The Red Knight flew through the Golden Sands.
It did not have any thoughts about its mission, for it was commanded not to think. Nor did it need to. The only thing that was required of it was that it follow any instruction given to it, and today, its instructions were to investigate the fortress in the Golden Sands and proceed as necessary.
It had taken some time for it to actually find the fortress, strangely enough. Teleporting to the desert was a simple thing, but the Aspect Cascade scrambled its senses and made it difficult for it to find what was ostensibly a second storm roaming about the place. For a while, it simply rocketed in a simple grid-based search pattern, tapping into the Observers' scrying spells to locate where this second storm might be.
It found itself... lagging behind, somehow, which was strange. Apparently, this fortress was capable of moving far more quickly than it had anticipated. That fact was filed quickly under its "investigate the fortress" task.
When it finally caught up with the fortress, the storm around it had already faded. The Red Knight did not know what to do with this, but it had been commanded to investigate or destroy. It walked into the fortress and looked around, finding nothing except a trace of magic that appeared to lead into the nearby Aspect Cascade.
Which, now that it thought about it, appeared to have grown in power.
For the first time, the Red Knight felt a glimmer of curiosity. It sensed that several mages had been here. Had they willingly walked into the Cascade? That was a death sentence for virtually any being of magic.
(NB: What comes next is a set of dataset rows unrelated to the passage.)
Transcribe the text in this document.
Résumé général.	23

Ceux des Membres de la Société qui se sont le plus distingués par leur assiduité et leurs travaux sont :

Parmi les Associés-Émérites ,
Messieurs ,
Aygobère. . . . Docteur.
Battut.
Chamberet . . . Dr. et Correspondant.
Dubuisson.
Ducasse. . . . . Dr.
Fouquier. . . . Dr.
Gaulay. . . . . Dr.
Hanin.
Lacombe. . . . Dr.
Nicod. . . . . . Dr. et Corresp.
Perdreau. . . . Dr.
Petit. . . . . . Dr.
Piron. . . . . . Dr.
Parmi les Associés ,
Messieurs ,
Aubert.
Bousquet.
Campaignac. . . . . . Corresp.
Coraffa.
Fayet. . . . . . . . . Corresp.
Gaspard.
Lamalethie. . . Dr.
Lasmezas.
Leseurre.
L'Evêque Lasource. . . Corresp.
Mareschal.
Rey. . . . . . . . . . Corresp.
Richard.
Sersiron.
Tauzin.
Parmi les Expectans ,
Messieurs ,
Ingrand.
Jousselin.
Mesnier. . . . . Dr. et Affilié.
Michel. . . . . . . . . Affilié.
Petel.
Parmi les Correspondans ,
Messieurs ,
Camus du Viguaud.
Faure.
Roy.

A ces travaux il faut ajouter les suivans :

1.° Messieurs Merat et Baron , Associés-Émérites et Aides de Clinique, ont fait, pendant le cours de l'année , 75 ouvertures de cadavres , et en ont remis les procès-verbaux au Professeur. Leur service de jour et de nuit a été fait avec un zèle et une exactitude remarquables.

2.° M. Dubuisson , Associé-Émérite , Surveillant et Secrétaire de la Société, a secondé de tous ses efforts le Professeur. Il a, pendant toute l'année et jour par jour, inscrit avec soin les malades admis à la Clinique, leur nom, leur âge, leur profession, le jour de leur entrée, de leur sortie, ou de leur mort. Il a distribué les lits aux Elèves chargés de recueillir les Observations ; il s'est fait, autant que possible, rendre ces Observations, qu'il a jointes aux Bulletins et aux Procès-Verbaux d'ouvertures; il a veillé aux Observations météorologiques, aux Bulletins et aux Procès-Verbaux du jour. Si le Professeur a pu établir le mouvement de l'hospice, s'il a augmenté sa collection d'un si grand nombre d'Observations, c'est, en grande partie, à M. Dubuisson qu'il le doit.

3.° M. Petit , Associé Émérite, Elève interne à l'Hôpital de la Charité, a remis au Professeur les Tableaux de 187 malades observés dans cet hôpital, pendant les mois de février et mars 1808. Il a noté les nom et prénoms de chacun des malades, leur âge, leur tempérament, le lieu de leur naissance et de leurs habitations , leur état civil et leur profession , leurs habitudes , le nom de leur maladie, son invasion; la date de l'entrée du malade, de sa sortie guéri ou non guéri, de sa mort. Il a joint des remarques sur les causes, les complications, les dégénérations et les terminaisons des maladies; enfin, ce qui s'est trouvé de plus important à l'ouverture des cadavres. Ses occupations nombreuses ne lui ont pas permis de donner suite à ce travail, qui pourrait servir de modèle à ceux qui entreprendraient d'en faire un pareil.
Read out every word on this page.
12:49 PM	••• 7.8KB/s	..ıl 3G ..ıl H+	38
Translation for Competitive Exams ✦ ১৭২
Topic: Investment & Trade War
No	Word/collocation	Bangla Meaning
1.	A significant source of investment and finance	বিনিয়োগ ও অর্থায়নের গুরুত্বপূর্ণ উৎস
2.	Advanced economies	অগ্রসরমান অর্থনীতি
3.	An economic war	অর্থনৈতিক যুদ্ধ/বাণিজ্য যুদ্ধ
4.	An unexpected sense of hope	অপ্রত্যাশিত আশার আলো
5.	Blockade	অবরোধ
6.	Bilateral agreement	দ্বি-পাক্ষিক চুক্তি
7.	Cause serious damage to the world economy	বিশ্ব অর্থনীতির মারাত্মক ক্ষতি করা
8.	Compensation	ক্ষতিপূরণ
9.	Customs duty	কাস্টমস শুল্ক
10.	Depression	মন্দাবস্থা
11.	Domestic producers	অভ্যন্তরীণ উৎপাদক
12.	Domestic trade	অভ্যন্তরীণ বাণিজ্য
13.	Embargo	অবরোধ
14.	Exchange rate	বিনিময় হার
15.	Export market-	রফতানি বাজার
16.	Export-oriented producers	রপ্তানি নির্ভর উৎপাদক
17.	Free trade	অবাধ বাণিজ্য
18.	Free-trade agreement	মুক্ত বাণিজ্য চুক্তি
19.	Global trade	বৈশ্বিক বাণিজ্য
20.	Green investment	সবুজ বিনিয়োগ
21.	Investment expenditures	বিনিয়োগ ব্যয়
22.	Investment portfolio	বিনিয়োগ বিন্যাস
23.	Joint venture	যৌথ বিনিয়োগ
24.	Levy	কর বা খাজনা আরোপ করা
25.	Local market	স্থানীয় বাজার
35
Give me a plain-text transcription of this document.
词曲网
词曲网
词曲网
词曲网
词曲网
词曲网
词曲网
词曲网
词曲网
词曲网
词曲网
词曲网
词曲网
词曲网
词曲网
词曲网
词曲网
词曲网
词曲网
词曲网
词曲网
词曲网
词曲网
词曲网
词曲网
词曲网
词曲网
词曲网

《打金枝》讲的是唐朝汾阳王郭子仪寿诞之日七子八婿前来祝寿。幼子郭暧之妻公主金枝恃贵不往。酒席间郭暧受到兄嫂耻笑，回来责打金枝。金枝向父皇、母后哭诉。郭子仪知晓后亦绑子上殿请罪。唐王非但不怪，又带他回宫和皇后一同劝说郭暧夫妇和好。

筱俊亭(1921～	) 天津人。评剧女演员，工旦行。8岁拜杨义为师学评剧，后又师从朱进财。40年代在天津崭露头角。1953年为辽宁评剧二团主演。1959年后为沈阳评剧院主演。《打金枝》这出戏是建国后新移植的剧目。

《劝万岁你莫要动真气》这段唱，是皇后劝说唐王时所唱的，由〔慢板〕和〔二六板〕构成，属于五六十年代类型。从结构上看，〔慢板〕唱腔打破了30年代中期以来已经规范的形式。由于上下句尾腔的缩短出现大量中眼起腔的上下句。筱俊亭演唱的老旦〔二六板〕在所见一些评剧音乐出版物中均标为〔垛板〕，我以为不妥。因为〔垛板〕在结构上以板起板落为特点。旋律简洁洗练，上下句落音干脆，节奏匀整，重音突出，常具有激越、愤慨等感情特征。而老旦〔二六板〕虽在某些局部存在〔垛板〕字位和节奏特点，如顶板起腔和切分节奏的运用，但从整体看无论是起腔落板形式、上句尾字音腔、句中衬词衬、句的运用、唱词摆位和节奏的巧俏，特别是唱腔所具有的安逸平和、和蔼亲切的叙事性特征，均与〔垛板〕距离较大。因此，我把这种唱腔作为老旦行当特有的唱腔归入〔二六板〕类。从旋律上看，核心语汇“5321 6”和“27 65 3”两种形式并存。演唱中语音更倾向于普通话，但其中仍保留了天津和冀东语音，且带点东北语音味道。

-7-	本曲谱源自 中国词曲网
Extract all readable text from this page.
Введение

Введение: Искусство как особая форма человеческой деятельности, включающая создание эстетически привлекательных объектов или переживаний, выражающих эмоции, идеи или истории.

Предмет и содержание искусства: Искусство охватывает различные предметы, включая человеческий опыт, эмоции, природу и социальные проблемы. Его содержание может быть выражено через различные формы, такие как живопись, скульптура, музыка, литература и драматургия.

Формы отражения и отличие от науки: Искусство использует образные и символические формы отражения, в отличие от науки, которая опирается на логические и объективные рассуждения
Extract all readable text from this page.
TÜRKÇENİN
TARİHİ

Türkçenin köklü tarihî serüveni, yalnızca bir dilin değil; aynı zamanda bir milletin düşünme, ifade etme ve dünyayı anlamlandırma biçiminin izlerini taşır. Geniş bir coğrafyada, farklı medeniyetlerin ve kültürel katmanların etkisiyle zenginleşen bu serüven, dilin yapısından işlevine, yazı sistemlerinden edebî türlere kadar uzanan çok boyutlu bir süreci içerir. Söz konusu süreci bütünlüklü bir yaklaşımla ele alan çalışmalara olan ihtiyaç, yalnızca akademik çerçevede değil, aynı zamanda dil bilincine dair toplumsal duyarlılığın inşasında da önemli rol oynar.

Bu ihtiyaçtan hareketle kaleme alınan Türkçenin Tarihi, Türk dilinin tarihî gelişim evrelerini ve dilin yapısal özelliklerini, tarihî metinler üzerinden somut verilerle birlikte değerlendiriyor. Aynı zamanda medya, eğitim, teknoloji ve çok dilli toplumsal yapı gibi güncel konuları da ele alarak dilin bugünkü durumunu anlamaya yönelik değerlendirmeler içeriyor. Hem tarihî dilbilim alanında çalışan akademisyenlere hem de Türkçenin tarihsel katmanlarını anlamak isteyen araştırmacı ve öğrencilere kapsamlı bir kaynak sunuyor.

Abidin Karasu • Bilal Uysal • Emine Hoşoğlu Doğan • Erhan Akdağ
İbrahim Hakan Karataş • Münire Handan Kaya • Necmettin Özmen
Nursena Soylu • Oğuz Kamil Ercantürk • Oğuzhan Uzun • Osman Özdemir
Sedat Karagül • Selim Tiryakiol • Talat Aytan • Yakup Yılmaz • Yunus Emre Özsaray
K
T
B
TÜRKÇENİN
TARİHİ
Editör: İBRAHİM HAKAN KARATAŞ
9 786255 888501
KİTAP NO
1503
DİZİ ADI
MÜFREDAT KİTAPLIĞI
Would following them into the storm be considered a part of its investigations? It had technically already fulfilled its duties, but it also had been told that nothing should interfere with the Red Hunters' plans. If by some impossible feat these mages survived the Cascade, they might be able to disturb it.
It was faced with a conundrum. If it simply destroyed the fortress and left, it would have completed its orders. But it was curious. Why and how had mages entered the Aspect Cascade, and why was it growing in strength?
Also, was it allowed to be curious? It had been commanded not to think. The Red Knight struggled with this for a moment, then decided that curiosity was a feeling, not a thought. It was allowed to have feelings, and it already had to be able to make decisions in order to carry out its orders. That meant it could decide to follow because it was curious.
The Red Knight was very good at following orders.
It was also very good at surviving. The Aspect Cascade might be able to destroy and unmake any being of magic, but the Red Knight was more than that. It was immutable. Inviolable. A constant in this and all other Realms, though the Red Knight thought there might be a term it was forgetting. What were such constants called?
The Commander had referred to it that way once. Those were among the first words it could remember directed toward it, though it was having trouble recalling...
Ah, yes. It remembered now.
Broken, broken, broken, the Commander had said, a mad gleam in his eyes. A broken shell of a Law! You will do. You will do perfectly.
Cale Fact: If one were to ask Cale what the most fearsome type of mage is, he'd probably give a different answer every time, just to keep people on their toes. He does have a favorite set of mage types to draw from, though, and frog mages are near the top of the list. This has less to do with any particularities of the magic and more to do with how often they use their tongues to cast spells.